Monday, October 12, 2020

Approaching HIV cases

Around 38 million people are living with HIV around the globe and as such chances are good that you will encounter a person at risk for or living with HIV in your future practice. Perhaps you will become an Infectious Diseases specialist and this will be your exciting daily work? But even if you enter the field of Emergency Medicine you will still need to know - is this a simple RSV infection or is this an HIV-associated opportunistic infection? If you intend to become a neurosurgeon - is this a meningioma or could it be toxoplasmosis? So let's get started.

Understanding diagnostic testing for, treatment of, and complications associated with HIV all requires some basic virology. To begin, who should be tested for HIV? The CDC.gov website (linked) has a helpful breakdown: who should be tested? along with some additional helpful fact sheets.


There are several generations of HIV tests available. Older (3rd generation) tests relied on host antibody production to the virus which takes some time (anywhere from 3 - 12 weeks). This is called a "window period" in which a person has been infected by HIV but does not yet have detectable antibody. ELISA tests were performed first due to their high sensitivity and then followed by a confirmatory Western blot that seeks to match protein bands of the HIV virus as outlined below.

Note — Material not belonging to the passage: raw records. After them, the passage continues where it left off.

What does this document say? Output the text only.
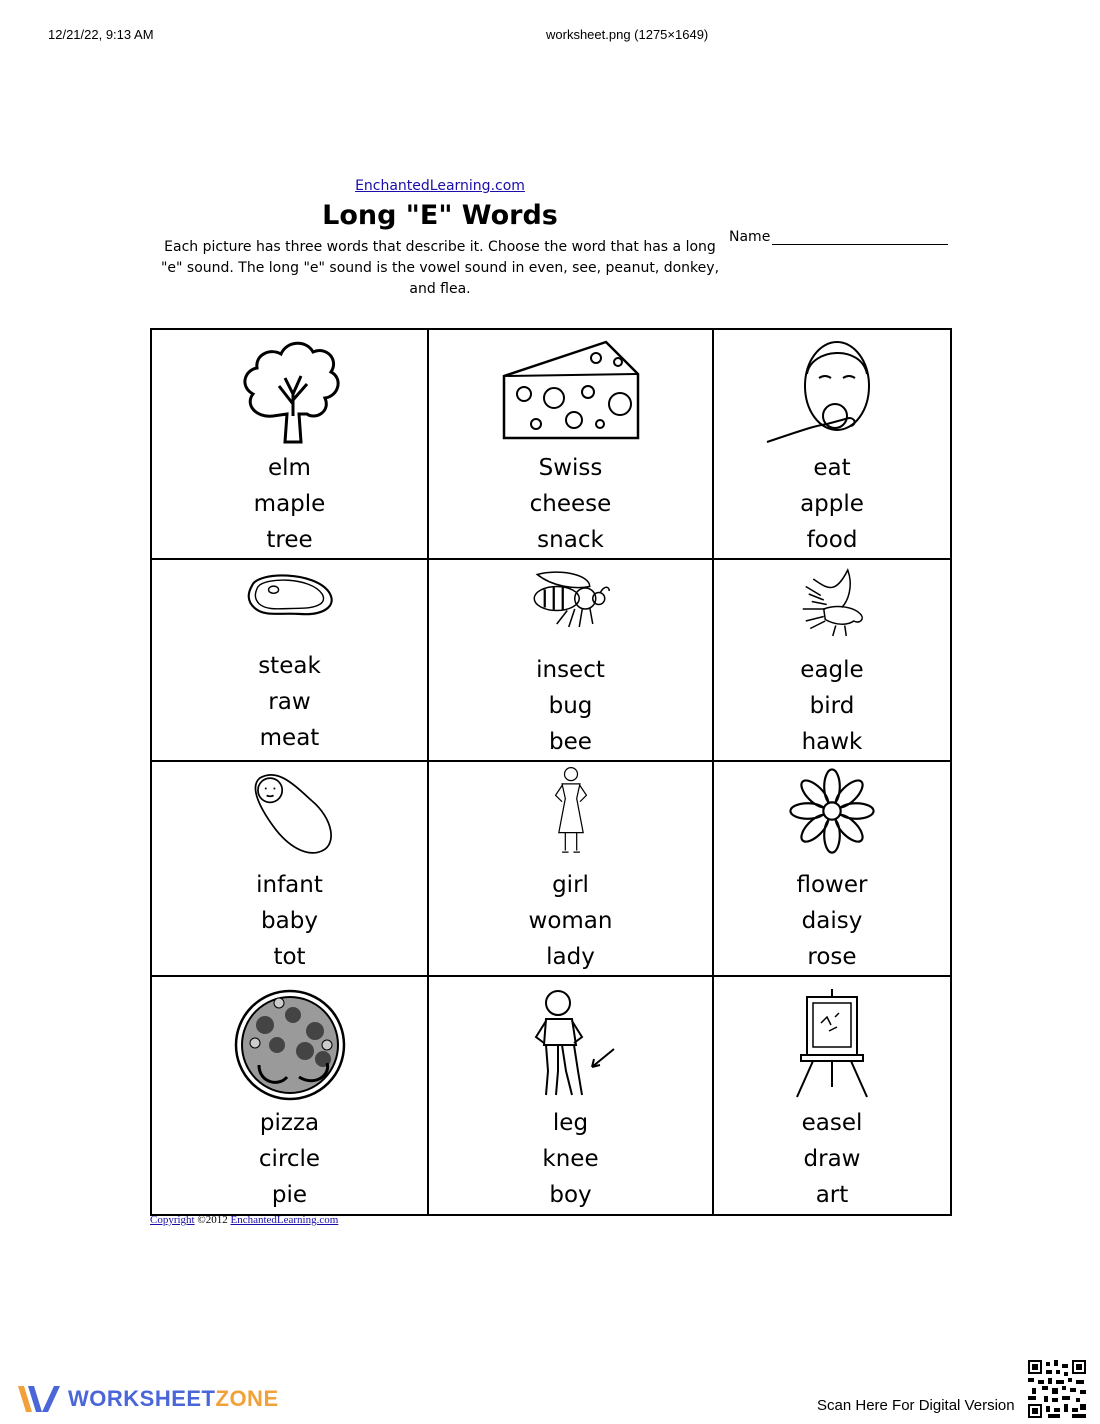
12/21/22, 9:13 AM	worksheet.png (1275×1649)
EnchantedLearning.com
Long "E" Words
Each picture has three words that describe it. Choose the word that has a long "e" sound. The long "e" sound is the vowel sound in even, see, peanut, donkey, and flea.
Name
elm
maple
tree
Swiss
cheese
snack
eat
apple
food
steak
raw
meat
insect
bug
bee
eagle
bird
hawk
infant
baby
tot
girl
woman
lady
flower
daisy
rose
pizza
circle
pie
leg
knee
boy
easel
draw
art
Copyright ©2012 EnchantedLearning.com
WORKSHEETZONE	Scan Here For Digital Version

Find the gp120 and gp41 proteins in the cartoon below. Newer (4th generation) tests also look for antigen from the viral capsid and shorten the window period down to a couple weeks. Find the capsid p24 core ag in the viral particle. If there is concern for an "acute" (< 3-4 weeks ago) HIV infection a nucleic acid test (HIV RNA test) is the test of choice.


There are exceptions to every rule, however generally ALL those infected with HIV should be treated with anti-retroviral therapy. Given non-adherence with therapy can result in genetic mutations limiting future treatment options, there are circumstances in which therapy may be temporarily held until a person is able to regularly take their medication. As we now are treating all HIV-infected patients, labeling someone as having "AIDS" does not often have clinical relevance and continues to have more stigma attached to it than using the term person with HIV virus infection. AIDS does indicate that the person does or once had a CD4+ T cell count of <200 (or <14%) or has had an "AIDS-defining illness" and these low CD4 cell counts are associated with opportunistic infections. CD4 cells have many important functions as Dr. Stephens outlines below, and thus, the lower they drop, the more risk of host opportunistic infection.

Diagnosing and treating AIDS-defining illnesses and opportunistic infections is challenging. The NIH site: hivinfo.nih.gov has a helpful guideline. Click on the link here or the link to the right, then click "guidelines." Now click on "Adult and Adolescent OI Prevention and Treatment Guidelines." Let's say we are concerned with toxoplasmosis. Click on "Toxo." What are the common clinical manifestations? Scroll down...how can we prevent disease with toxoplasmosis? Some important infections and CD4 count associations include:


There are also guidelines for initial evaluation of a "NEW" HIV patient (including which initial labs they will need and which labs should be used to follow them while on treatment) and for choosing anti-retroviral therapy for an adult or adolescent with HIV on the hivinfo.nih.gov site. Scroll back to the top of the the hivinfo webpage and click "guidelines" again and now select "Adult and Adolescent ARV Guidelines." Updates from the last version of the guidelines are described on the right side. On the left choose "What to start." This will give you a helpful reference of the panel's recommendations regarding initial combination regimens for the antiretroviral-naive patient. Find the Panel's recommended anti-retroviral medications within the viral life cycle below.






Given favorable side effect profile, ease of dosing regimen (one pill, once daily) biktarvy (biktegravir/tenofovir alafenamide/emtricitabine) and Triumeq (dolutegravir/abacavir/lamivudine) are 2 of the most popular combinations in regions with good access to care and medication resources/availability. Access to this relatively new medications is limited in developing areas and they may not be the best choice in situations in which compliance with therapy may be low.

Once the patient is on therapy, we monitor symptoms and side effects, the HIV viral load, chemistries and later the CD4 count. Guidelines for additional lab monitoring and evaluation in new patients as well as for those with opportunistic infections are also on the hivinfo site.